Herausgegeben von der Hansestadt Lübeck

Mittwoch, 13. Dezember 2017

Ausgabe vom 26. Oktober 2010

Besonnenheit bei Mahnungen

Autorin: Antje Jansen

Die Linke

Wir fordern die Lübecker Stadtverwaltung zur Besonnenheit beim Eintreiben der säumigen KiTa-Gebühren auf. Aufgrund der Umstellung der städtischen Buchhaltung (Doppik) hat die Hansestadt Lübeck seit zwei Jahren keine säumigen Beträge mehr eingefordert. Alle Verantwortlichen müssen jetzt sehr genau hinschauen und sich gegebenenfalls Zeit nehmen, die Einzelfälle von säumigen Zahlern zu prüfen. Bei kleineren Zahlungsrückständen, die die Höhe eines eventuellen Mahnverfahrens unterstreiten, wäre eine Niederschlagung der Schuld der Stadtkasse zu empfehlen. Es ist etwas anderes, wenn Autofahrer eine Strafe für Falschparken nicht bezahlt haben. Hier geht es nicht nur um Geld, sondern um einen wichtigen Frühkindlichen Bildungsbereich. Auf keinen Fall sollte ein Zahlungsversäumnis der Eltern zu Lasten der Kinder gehen. Es wäre eine nicht verantwortbare Folge, wenn Kinder plötzlich aus der Betreuung fallen würden, sollte der säumige Betrag nicht geleistet werden können.
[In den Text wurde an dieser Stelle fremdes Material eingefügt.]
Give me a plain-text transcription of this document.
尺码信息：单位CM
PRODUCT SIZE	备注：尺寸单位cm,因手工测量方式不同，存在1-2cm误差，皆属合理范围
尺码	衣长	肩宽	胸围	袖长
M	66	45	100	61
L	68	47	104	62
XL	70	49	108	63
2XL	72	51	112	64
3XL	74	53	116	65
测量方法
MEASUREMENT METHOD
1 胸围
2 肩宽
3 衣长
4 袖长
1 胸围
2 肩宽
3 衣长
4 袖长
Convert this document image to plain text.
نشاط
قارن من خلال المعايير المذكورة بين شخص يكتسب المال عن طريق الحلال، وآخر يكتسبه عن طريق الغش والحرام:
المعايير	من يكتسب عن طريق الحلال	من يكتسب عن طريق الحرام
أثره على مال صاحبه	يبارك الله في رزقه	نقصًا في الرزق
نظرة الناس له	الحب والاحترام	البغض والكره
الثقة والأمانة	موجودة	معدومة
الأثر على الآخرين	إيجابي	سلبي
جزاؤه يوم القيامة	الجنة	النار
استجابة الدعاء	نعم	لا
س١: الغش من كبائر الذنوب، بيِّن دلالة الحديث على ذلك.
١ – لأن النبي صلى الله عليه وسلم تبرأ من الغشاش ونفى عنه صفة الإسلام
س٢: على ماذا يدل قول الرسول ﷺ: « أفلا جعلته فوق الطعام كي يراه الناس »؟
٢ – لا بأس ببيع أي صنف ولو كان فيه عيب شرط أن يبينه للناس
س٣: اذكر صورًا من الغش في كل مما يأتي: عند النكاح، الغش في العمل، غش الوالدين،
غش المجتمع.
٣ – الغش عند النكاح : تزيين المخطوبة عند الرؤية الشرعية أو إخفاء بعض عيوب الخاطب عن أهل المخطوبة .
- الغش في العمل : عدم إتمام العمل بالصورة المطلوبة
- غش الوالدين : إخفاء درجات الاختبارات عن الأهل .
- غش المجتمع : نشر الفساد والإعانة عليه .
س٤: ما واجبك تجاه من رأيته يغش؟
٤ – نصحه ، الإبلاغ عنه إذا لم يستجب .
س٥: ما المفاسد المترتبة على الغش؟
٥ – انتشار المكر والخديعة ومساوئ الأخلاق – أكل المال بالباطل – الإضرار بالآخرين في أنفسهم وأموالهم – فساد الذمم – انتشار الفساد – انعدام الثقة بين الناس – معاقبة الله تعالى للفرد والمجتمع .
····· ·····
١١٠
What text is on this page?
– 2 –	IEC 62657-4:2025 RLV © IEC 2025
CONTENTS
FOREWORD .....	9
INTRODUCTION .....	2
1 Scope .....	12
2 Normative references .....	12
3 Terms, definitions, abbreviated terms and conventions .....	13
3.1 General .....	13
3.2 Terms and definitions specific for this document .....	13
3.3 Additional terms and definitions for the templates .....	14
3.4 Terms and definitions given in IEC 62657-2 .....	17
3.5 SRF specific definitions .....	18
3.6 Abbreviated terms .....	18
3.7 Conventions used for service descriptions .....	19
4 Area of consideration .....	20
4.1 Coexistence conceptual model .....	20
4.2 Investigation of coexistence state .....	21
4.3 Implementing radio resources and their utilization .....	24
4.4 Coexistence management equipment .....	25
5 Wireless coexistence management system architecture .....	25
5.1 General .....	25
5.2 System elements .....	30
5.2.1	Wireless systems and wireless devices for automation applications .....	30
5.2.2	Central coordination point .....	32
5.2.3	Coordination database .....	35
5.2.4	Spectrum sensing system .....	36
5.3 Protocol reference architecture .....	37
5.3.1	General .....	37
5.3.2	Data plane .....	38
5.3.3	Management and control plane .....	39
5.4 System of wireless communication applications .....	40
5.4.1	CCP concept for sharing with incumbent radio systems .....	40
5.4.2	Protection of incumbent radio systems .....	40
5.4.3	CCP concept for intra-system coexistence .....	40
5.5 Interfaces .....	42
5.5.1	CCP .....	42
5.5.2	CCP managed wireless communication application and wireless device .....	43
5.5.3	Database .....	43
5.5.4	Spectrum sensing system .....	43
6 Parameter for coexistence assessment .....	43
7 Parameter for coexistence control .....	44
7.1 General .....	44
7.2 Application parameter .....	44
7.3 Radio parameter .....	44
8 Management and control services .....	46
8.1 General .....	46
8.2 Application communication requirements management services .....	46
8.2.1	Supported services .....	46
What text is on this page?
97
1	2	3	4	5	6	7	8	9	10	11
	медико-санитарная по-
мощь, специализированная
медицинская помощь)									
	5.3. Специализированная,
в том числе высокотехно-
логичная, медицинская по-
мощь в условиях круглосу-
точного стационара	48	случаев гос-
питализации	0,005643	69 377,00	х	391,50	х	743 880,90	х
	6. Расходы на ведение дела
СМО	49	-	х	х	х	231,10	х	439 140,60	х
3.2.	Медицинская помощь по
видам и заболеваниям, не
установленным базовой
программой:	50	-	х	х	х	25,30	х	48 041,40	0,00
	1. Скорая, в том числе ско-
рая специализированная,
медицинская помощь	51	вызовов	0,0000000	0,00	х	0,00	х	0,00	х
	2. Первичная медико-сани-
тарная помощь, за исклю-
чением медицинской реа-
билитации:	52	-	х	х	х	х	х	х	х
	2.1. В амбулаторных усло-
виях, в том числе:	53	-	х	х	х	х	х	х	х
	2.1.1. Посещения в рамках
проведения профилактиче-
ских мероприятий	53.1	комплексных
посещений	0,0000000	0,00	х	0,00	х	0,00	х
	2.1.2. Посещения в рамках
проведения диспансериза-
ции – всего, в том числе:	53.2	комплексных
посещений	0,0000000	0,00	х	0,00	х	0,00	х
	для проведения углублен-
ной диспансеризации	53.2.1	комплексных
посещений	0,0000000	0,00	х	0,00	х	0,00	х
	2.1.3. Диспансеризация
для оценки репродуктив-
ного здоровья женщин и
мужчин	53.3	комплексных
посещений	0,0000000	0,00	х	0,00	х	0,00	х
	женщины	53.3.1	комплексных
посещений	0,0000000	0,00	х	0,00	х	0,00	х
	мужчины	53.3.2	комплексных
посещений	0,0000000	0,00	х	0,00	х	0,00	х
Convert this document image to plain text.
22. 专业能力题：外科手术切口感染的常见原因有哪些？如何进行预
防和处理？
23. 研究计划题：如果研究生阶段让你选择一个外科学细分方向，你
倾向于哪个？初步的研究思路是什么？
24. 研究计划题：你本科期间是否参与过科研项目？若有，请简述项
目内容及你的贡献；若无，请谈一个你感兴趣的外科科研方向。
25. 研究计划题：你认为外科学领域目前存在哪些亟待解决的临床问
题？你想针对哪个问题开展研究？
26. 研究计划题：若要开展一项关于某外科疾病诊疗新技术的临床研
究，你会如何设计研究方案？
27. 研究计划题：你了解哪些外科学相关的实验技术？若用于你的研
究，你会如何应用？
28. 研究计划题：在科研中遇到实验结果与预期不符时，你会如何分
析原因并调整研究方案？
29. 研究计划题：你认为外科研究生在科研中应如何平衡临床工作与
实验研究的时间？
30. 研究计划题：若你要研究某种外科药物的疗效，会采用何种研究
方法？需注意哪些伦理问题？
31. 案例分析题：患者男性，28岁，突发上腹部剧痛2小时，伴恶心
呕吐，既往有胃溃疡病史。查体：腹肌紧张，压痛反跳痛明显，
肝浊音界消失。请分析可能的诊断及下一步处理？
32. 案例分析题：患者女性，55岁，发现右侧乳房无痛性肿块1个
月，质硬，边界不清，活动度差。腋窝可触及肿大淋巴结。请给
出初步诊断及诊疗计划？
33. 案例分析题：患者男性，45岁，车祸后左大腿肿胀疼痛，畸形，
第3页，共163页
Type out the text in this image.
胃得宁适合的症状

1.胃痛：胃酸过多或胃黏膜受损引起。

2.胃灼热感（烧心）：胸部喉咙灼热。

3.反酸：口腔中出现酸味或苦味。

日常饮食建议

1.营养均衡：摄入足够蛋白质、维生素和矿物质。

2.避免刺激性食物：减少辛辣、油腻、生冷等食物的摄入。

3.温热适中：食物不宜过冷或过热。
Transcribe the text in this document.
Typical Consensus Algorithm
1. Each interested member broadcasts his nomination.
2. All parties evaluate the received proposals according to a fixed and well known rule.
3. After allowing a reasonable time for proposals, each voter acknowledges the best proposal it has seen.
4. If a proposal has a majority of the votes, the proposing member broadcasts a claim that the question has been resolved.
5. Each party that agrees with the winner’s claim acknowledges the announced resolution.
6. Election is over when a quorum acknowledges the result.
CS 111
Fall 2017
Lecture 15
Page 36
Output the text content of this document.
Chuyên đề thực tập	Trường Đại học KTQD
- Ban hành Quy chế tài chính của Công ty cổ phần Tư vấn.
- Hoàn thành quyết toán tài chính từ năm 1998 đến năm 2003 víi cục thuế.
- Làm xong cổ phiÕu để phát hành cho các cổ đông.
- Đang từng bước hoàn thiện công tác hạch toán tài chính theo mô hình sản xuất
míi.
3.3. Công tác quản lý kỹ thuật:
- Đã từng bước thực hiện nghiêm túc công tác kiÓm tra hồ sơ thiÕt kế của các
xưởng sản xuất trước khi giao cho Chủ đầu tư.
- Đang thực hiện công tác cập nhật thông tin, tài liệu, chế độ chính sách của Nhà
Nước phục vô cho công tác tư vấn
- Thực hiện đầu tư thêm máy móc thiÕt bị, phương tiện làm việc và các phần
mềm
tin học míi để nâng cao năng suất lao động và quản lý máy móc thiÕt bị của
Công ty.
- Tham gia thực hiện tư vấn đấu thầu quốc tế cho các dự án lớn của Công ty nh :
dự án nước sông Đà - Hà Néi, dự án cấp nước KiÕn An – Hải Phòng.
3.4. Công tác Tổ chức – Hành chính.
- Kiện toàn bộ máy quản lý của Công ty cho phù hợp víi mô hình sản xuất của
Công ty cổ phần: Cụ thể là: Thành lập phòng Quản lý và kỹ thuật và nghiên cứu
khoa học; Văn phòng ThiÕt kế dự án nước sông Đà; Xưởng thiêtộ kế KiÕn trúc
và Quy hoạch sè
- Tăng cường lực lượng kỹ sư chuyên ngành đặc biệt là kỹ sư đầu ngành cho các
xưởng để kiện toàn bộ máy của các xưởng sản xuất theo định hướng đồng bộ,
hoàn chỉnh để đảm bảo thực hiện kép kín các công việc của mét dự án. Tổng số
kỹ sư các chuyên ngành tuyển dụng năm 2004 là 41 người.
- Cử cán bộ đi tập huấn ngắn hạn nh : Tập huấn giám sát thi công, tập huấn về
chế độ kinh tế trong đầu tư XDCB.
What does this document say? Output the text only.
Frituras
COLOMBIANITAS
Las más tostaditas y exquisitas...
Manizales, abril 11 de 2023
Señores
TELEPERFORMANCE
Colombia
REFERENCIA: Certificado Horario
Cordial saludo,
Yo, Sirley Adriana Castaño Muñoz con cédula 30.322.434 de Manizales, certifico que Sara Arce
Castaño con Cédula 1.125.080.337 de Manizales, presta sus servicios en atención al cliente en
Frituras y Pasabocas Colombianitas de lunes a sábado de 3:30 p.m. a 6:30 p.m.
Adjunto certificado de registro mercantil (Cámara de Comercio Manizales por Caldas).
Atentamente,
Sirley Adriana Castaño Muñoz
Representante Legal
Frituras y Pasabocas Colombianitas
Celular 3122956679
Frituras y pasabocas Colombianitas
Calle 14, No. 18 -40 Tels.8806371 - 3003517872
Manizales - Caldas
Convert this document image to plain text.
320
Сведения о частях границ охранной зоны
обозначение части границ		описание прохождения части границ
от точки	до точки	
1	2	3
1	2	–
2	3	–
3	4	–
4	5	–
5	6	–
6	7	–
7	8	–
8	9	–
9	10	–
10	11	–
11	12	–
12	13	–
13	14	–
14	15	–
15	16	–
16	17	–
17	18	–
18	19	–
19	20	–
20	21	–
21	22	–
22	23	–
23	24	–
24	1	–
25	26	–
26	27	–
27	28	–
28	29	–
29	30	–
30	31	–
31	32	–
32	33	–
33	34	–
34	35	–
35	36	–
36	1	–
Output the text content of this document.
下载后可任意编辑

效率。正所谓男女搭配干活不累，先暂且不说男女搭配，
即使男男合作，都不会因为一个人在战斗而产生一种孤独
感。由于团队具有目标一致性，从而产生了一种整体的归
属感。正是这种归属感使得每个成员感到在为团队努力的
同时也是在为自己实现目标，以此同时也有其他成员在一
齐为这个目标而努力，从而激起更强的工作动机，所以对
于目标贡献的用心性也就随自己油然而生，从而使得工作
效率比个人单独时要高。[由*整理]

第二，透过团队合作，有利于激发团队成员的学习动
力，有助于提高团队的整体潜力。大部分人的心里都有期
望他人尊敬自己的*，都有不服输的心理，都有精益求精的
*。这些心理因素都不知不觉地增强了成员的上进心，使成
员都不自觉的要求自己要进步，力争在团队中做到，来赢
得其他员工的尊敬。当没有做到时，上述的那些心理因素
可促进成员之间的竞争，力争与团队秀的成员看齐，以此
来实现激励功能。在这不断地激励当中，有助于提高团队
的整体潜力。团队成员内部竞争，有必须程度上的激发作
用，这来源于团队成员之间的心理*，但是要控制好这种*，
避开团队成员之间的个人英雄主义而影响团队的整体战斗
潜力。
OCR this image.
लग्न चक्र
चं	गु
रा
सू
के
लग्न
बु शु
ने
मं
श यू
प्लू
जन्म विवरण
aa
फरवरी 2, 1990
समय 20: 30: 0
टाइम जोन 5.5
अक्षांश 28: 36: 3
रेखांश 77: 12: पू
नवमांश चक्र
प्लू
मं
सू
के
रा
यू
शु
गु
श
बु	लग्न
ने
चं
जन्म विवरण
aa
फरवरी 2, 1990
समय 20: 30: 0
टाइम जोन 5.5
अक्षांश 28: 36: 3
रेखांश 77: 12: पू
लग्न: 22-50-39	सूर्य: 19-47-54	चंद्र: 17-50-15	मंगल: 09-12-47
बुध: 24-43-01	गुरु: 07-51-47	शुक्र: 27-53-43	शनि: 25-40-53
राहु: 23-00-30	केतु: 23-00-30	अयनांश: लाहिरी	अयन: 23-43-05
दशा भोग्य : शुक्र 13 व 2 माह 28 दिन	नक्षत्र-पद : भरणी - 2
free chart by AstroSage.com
Der Fraktion DIE LINKE geht es nicht um einen pauschalen Schuldenerlass, so ein Ansinnen wäre den Lübecker Bürgerinnen und Bürger bei der heutigen angespannten Haushaltslage unser Stadt auch nicht vermittelbar. Grundsätzlich steht DIE LINKE. für einen gebührenfreies Kindertagesstätten Angebot. Die KiTa ist die erste Säule eines erfolgreichen Bildungsweges. Die Gebühren müssen, wie einst das Schulgeld, aus dem Bildungssystem verschwinden. Es war der falsche Weg, das kostenlose KiTa –Jahr wieder einzustampfen. Damit hat die Landesregierung der Bildung in Schleswig-Holstein schwer geschadet.